BRTOD

LA Metro Orange Line BRT

LA Metro Orange Line BRT

Bus rapid transit (BRT) is a public transit mode that involves a combination of operational improvements, transit priority measures, and passenger amenities for urban bus service. BRT has proliferated rapidly across cities in the United States and around the world in recent decades. Its capacity to catalyze transformative transit-oriented development (TOD), however, has not been investigated extensively, especially in comparison to rail-based TOD. This workshop investigated the potential for synergies in bus rapid transit oriented development (BRTOD) through the integrated design of the routes, infrastructure, public spaces, real estate projects, and related policy packages necessary to induce desirable physical, social, and environmental outcomes.
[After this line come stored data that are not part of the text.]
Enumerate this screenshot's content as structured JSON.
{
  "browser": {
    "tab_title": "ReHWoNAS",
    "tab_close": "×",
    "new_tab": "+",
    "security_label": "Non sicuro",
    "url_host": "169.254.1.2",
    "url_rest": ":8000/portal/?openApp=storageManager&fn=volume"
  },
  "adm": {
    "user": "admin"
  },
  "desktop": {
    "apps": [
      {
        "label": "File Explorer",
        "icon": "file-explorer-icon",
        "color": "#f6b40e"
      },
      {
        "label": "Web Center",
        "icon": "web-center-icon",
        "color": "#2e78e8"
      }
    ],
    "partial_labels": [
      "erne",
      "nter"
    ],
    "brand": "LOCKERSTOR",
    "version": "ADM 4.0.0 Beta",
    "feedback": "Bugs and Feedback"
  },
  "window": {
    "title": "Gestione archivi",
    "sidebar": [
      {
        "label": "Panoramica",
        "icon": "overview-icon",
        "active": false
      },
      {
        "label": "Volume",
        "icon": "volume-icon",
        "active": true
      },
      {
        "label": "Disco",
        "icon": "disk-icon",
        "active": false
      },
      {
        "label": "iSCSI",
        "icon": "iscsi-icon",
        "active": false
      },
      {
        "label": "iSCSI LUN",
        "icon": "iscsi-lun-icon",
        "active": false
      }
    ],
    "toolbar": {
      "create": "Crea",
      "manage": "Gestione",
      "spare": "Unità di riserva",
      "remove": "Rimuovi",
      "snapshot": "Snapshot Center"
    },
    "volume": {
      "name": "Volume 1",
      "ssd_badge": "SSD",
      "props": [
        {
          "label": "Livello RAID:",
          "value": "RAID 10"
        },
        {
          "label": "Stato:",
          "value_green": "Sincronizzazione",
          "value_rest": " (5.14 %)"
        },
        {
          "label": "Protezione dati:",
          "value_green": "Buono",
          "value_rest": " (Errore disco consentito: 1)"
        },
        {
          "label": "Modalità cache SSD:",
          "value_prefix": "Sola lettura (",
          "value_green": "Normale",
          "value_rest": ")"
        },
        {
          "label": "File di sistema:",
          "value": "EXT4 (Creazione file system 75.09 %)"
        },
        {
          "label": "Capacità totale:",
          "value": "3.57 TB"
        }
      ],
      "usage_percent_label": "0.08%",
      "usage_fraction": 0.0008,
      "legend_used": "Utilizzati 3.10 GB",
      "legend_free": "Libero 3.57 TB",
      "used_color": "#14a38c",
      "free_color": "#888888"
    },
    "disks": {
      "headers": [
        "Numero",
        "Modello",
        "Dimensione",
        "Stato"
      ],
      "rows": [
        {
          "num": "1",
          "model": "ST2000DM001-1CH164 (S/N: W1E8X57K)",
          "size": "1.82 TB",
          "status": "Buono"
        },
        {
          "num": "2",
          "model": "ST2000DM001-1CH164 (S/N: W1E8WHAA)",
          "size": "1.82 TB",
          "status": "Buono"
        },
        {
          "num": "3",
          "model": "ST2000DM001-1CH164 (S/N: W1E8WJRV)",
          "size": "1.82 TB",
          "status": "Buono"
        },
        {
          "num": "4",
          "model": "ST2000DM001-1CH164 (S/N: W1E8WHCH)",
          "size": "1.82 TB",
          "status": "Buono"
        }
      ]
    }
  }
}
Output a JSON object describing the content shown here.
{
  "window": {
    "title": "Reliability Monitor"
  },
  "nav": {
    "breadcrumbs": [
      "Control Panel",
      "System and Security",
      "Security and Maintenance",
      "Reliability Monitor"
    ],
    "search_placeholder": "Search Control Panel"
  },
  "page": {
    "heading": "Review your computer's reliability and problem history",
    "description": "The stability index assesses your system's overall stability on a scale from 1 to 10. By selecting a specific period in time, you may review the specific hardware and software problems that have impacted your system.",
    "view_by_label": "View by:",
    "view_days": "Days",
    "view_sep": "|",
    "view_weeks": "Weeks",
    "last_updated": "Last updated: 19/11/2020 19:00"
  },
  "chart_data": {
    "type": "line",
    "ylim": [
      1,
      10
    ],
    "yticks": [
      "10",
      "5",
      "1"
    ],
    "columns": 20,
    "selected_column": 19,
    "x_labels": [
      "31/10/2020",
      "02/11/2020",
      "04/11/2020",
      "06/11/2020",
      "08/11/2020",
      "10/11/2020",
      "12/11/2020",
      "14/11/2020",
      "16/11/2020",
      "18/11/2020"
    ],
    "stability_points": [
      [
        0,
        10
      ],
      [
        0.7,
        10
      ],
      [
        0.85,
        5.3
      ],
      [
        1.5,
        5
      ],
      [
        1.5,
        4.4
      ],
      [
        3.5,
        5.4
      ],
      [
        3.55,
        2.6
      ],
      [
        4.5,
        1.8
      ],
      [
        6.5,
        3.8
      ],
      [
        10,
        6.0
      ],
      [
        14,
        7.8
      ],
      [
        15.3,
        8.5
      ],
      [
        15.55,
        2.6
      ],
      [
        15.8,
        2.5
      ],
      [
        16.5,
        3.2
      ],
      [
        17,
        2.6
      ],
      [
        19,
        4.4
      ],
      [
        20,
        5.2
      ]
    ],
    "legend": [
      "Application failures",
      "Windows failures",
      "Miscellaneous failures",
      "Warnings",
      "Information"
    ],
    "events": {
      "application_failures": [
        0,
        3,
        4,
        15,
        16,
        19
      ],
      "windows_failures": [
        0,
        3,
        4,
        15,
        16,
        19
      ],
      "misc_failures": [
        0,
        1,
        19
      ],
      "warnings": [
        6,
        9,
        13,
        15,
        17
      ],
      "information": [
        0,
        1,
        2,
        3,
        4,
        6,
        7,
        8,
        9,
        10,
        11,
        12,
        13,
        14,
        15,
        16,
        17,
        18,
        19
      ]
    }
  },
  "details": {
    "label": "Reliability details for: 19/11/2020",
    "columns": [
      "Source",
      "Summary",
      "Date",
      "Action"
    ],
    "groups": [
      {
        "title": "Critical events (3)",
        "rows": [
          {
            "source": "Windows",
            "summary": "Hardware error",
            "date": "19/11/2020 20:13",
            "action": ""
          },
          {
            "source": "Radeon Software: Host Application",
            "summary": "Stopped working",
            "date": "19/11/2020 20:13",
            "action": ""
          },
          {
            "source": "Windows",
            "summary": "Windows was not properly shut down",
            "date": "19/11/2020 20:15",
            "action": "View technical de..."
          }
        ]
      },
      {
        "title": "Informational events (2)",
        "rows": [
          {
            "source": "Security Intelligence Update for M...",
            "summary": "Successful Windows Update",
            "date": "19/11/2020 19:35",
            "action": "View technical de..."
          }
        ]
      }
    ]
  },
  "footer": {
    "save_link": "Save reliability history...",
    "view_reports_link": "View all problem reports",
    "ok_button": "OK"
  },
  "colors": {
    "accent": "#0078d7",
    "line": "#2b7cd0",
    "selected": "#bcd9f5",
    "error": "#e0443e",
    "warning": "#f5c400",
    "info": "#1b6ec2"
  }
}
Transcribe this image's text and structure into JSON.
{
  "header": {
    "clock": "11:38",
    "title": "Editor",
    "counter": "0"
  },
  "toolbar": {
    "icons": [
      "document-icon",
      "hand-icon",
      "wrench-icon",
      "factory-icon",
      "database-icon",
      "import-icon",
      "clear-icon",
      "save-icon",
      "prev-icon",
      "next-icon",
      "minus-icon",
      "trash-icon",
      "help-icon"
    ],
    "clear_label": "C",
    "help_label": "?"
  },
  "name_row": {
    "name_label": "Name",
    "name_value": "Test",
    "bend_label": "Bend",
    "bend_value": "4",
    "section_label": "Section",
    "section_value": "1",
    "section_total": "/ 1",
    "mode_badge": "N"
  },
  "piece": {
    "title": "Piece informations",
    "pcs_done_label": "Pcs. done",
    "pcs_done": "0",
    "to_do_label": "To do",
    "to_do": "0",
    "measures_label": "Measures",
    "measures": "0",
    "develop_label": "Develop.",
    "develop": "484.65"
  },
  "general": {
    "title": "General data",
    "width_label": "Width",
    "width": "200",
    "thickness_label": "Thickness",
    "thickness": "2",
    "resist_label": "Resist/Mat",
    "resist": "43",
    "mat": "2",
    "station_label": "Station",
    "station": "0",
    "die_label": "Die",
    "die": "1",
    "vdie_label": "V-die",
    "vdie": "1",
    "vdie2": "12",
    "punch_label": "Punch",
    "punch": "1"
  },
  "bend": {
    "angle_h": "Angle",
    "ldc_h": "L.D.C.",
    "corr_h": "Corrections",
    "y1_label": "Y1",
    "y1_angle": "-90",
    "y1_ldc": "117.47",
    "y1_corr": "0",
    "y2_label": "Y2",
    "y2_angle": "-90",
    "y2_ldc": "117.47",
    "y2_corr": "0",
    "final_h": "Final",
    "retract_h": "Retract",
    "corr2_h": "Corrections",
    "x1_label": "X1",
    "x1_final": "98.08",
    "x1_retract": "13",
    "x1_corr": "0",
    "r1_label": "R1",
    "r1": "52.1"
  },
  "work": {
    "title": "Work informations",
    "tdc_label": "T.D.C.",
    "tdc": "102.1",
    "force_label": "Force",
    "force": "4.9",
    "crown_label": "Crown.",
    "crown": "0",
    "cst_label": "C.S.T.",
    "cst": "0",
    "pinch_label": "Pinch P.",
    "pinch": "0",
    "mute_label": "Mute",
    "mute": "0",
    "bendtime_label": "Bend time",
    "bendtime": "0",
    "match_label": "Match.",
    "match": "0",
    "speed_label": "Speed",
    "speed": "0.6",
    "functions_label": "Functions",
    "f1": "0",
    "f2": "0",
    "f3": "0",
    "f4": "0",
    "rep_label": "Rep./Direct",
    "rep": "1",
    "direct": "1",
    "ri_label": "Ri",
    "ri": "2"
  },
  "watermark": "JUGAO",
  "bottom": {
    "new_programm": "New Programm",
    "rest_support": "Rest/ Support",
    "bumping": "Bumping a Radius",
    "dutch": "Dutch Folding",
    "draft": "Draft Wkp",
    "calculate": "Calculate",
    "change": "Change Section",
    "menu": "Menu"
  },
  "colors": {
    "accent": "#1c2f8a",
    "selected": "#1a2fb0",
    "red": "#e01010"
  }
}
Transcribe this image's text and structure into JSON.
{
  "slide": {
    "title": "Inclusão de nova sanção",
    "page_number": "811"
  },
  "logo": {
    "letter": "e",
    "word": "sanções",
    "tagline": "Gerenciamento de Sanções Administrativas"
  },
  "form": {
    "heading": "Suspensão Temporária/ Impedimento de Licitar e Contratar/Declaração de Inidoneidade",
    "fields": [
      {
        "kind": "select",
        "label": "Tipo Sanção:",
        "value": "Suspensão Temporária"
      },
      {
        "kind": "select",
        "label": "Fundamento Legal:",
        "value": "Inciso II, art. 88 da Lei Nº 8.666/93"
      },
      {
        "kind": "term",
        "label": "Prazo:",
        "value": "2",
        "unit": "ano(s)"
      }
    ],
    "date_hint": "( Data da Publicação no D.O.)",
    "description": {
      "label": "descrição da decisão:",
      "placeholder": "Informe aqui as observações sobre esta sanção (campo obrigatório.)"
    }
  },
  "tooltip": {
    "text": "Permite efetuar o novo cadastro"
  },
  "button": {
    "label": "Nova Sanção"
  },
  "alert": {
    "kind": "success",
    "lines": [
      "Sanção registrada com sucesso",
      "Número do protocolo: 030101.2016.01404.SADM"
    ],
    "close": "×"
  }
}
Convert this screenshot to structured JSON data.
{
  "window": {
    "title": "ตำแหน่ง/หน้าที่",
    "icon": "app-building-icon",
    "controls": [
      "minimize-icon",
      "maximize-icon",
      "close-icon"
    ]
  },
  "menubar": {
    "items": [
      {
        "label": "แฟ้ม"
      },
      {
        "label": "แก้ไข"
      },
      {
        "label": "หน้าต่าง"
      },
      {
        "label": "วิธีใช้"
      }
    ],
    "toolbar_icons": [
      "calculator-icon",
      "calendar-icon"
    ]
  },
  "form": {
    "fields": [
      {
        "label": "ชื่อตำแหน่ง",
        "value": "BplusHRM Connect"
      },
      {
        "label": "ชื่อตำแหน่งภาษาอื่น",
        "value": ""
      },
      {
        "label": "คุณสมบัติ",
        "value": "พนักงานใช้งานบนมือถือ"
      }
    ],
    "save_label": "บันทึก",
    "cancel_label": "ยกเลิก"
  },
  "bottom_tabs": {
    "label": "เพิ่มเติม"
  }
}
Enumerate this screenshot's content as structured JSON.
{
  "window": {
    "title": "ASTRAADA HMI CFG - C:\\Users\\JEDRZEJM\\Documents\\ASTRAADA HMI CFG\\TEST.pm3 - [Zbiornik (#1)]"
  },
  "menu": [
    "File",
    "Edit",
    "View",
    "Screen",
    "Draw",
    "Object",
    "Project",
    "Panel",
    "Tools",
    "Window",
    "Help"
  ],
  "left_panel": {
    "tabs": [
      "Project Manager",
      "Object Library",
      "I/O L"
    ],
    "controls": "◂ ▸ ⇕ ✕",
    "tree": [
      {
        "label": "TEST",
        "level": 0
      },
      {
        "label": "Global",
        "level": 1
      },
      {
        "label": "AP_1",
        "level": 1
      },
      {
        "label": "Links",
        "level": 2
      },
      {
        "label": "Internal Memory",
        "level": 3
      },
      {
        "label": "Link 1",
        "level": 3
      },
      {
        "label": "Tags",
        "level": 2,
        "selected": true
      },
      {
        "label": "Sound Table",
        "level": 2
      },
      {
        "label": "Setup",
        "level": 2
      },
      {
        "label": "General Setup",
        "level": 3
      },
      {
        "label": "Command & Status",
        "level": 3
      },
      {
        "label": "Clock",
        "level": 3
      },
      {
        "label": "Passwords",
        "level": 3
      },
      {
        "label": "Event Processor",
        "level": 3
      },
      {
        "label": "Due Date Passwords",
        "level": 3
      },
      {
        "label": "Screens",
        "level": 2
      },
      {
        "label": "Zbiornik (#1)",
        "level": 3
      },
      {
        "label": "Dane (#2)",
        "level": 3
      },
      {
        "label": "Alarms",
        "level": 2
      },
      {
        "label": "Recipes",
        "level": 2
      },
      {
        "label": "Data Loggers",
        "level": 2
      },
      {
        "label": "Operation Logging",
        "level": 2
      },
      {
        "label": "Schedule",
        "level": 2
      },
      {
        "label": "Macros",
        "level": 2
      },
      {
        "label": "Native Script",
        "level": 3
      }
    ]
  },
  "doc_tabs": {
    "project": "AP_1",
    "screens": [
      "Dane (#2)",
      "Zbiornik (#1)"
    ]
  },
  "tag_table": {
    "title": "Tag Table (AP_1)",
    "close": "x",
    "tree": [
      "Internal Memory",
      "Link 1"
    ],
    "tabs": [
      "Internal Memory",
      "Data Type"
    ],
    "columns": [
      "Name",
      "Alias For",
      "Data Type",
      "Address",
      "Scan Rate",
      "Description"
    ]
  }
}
Transit service that reduces travel times generally increases the value of surrounding land; transit-oriented development seeks to leverage such value for revitalizing communities and increasing transit ridership through compact, mixed-use development…and high-quality walking environments.

Ridership Attraction

The success of TOD depends in part on how well the transit service is able to attract riders. Cases in which high-quality subway and light rail systems achieved high levels of ridership and extensive TOD are well-documented. Emerging evidence suggests that, if well-designed, BRT with comparable service to such rail systems can also attract comparable ridership. For example, Ben-Akiva and Morikawa conclude that “rail and bus services which provide similar service attributes have the same ridership attraction.” Research has also identified which features of BRT are most important for ridership attraction. In a comparison of 46 BRT systems, Hensher and Li identify a number of features as significantly impacting ridership, including “fare, headway, the length of the BRT network, the number of corridors, average distance between stations; and whether there is: an integrated network of routes and corridors, modal integration at BRT stations, pre-board fare collection and fare verification, quality control oversight from an independent agency, and at-level boarding and alighting.” Conducting a detailed analysis of BRT ridership in Jinan, China, Jiang, Zegras and Mehndiratta identify corridor and urban design features that expand the passenger catchment areas BRT stations.

While BRT has the potential to achieve the same ridership attraction that rail does, special care in designing the stations and their surrounding contexts is often warranted. This is especially true because BRT is often, though not always, implemented in corridors with wide rights of way and ample space for automobiles. Integrated design can address the challenges associated with such urban contexts and spur real estate development.

Real Estate Development

Well-designed BRT can spur increased development and property values around stations. Studies of Bogotá’s pioneering TransMilenio system, have found BRT station access premiums are capitalized in residential property values. Rodriguez and Mojica find that “access to BRT implies 13-15% premium for residential properties.” Rodriguez and Targa, however, note that these station access premiums in Bogotá can be offset slightly by proximity to the corridor and, presumably, the associated noise and pollution. In Seoul, Cervero and Kang find a premium for residential property values of 5-10% within 300 meters of BRT stop and premium for non-residential property values of 3-26% within 150 meters of BRT stop.

Anecdotal evidence suggests that developers’ interest in bus systems in the United States is strong. In interviews with developers in Minnesota, Fan and Guthrie find that the flexibility of bus systems is sometimes favored over LRT in part because “employers focus more on current transit options in site selection than on proposed future options.” In Oregon, Nelson et al. find “the Eugene-Springfield market responded… quickly to the EmX BRT system” and go on to generalize that “even in the cities with a relatively low level of infrastructure, BRT is viewed as permanent when there is a clear long-term commitment by the transit agency.” A study of Boston’s Washnigton Street corridor by Perk, Bovino, et al. estimated the residential property value premium attributable to the new corridor was up to 7.6%. Evidence from these diverse contexts suggests that BRT can in fact drive the capitalization of accessibility improvements required for strong transit-oriented development.

BRTOD

The construction of a BRT corridor can be an opportunity for transit-oriented development through the capitalization of accessibility benefits. To take advantage of this opportunity, additional mutually reinforcing benefits can be encouraged through integrated design. For example, denser mixed-use development around a station in response to improved accessibility will in turn further improve accessibility for other areas by adding opportunities around the station. Successful BRTOD seeks to maximize such secondary benefits through coordinated planning that extends beyond the bus corridor infrastructure. BRTOD also requires careful attention to station access and surrounding urban design. Design at this broad scale calls for careful consideration of real estate, governance, and policy forces. The workshop was structured to encourage such consideration.